Art inspired by the Brenchley Gallery by Lionel Ousdine
28th Feb 2020
By Ella Martignetti
I am a designer maker who spent my working life as a ceramicist making wood fired ceramics. The inspiration being Shoji Hamada a Japanese potter from Mashiko, who was a National Living Treasure in his own lifetime. I enjoy his Bizen like pieces and the humble dignity of the Mingei movement. Another hero of mine is Mahatma Gandhi and his belief in self-reliance (swahedi).
This doctrine of his ultimately led to Indian independence.
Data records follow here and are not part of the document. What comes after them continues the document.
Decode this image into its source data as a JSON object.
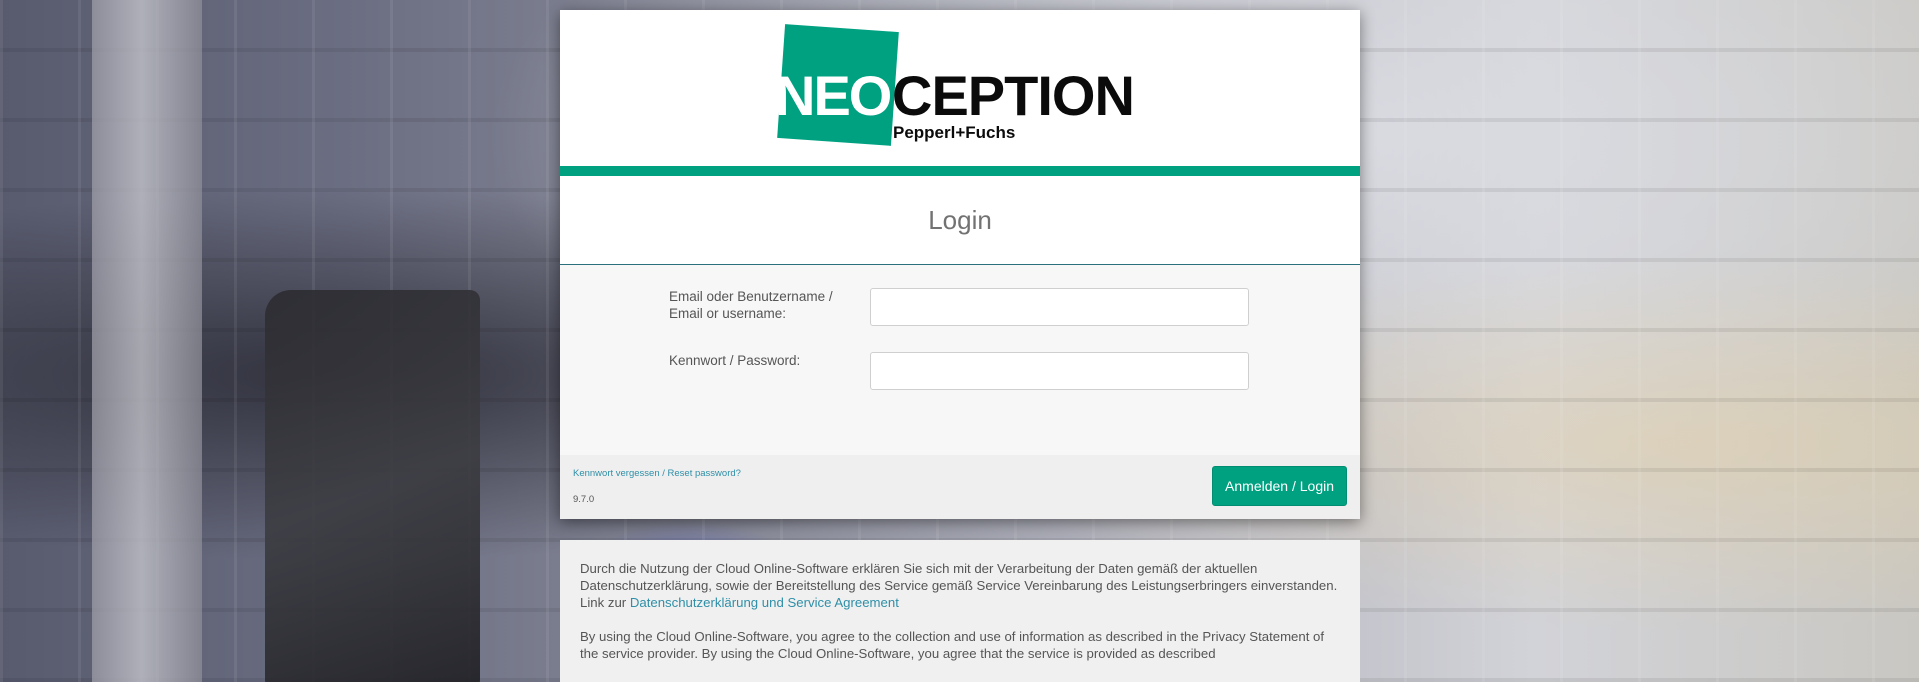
{
  "logo": {
    "brand_neo": "NEO",
    "brand_ception": "CEPTION",
    "brand_sub": "Pepperl+Fuchs"
  },
  "colors": {
    "brand_green": "#00a181",
    "link": "#2f8fa8"
  },
  "login": {
    "title": "Login",
    "username_label_de": "Email oder Benutzername /",
    "username_label_en": "Email or username:",
    "username_value": "",
    "password_label": "Kennwort / Password:",
    "password_value": "",
    "forgot_link": "Kennwort vergessen / Reset password?",
    "version": "9.7.0",
    "submit_label": "Anmelden / Login"
  },
  "notice": {
    "de_text": "Durch die Nutzung der Cloud Online-Software erklären Sie sich mit der Verarbeitung der Daten gemäß der aktuellen Datenschutzerklärung, sowie der Bereitstellung des Service gemäß Service Vereinbarung des Leistungserbringers einverstanden.",
    "link_prefix": "Link zur ",
    "link_text": "Datenschutzerklärung und Service Agreement",
    "en_text": "By using the Cloud Online-Software, you agree to the collection and use of information as described in the Privacy Statement of the service provider. By using the Cloud Online-Software, you agree that the service is provided as described"
  }
}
Thirdly another hero is David Pye , Senior Lecturer at the Department of Furniture Design at the Royal College of Art. Since my retirement I have enjoyed furniture making, wood turning and sculpture. His influence in the nature of art and workmanship of risk where the quality of the result is continually at risk during the process of making. I constructed a working replica of his Fluting Engine in order to incorporate fluting in wooden bowls and platters. Very different from the workmanship of certainty which we see in mass production and standardisation.
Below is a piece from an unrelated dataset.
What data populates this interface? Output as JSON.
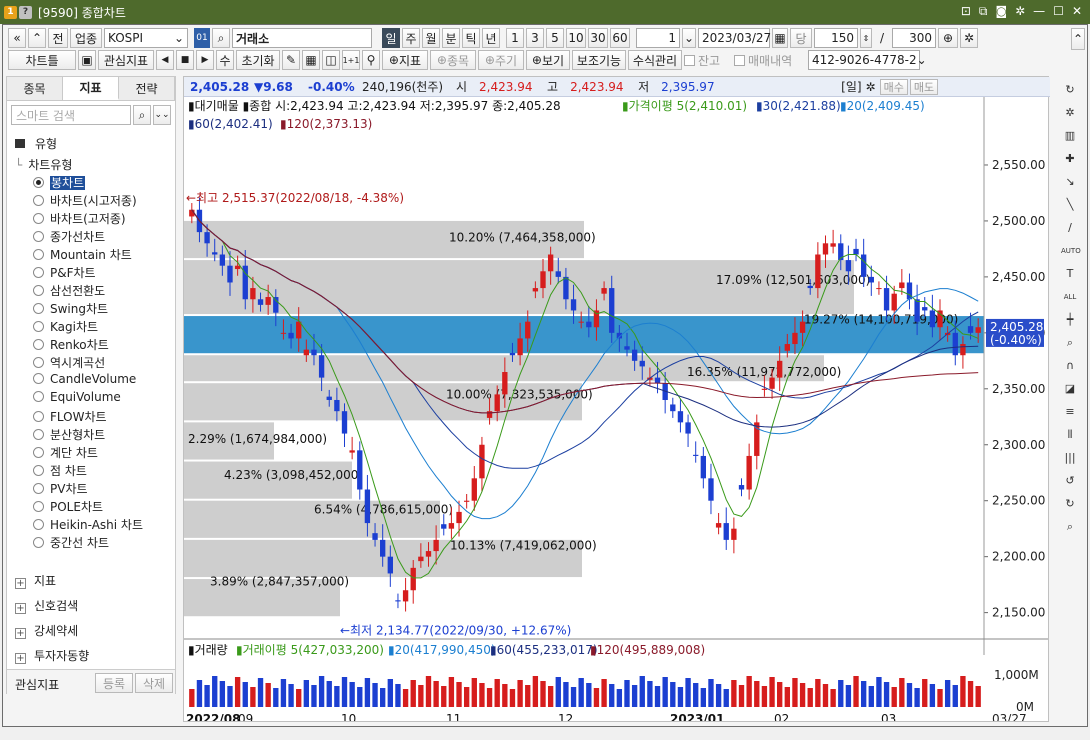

Over the years I have fulfilled many commissions ranging from Royalty, the National Trust, English Heritage, the RAF. and of course, the family around the corner!
I originally came to Maidstone Museum to view the exquisite Japanese collection with the Kent Potters Association. In particular I enjoyed the lacquerware, the boxes and the prints besides the ceramics! On a later visit I then discovered the Benchley Gallery which led me to an interest in Oceanic Art.
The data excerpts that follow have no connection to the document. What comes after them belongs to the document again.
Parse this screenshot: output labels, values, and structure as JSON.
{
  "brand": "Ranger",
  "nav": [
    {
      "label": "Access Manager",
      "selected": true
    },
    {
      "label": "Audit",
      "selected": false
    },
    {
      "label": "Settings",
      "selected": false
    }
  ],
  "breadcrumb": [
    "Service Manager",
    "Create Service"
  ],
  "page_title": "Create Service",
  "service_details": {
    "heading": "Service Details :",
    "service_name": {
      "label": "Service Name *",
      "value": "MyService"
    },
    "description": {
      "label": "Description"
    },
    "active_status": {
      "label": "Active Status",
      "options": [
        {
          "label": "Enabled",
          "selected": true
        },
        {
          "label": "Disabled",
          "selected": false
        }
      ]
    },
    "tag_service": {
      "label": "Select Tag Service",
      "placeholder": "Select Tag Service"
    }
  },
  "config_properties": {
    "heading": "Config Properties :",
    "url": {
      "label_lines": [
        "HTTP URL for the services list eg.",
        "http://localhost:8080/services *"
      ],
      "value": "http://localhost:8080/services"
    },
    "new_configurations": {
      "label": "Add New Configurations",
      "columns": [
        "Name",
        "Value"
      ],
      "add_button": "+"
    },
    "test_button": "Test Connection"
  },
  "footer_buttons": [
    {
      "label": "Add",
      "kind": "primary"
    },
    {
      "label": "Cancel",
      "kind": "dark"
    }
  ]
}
I have always been fascinated by tribal ethnographic artefacts especially from Africa where I was born. They have such a sculptural presence I look upon them as tribal art.
The Brenchley Gallery at Maidstone Museum contains a treasury of Oceanic artefacts…a precious source of reference material. My wife Denise and I came to visit to have a close up look at the design and dimensions of clubs for my next project.
At present I am working on a Tongan ceremonial war club.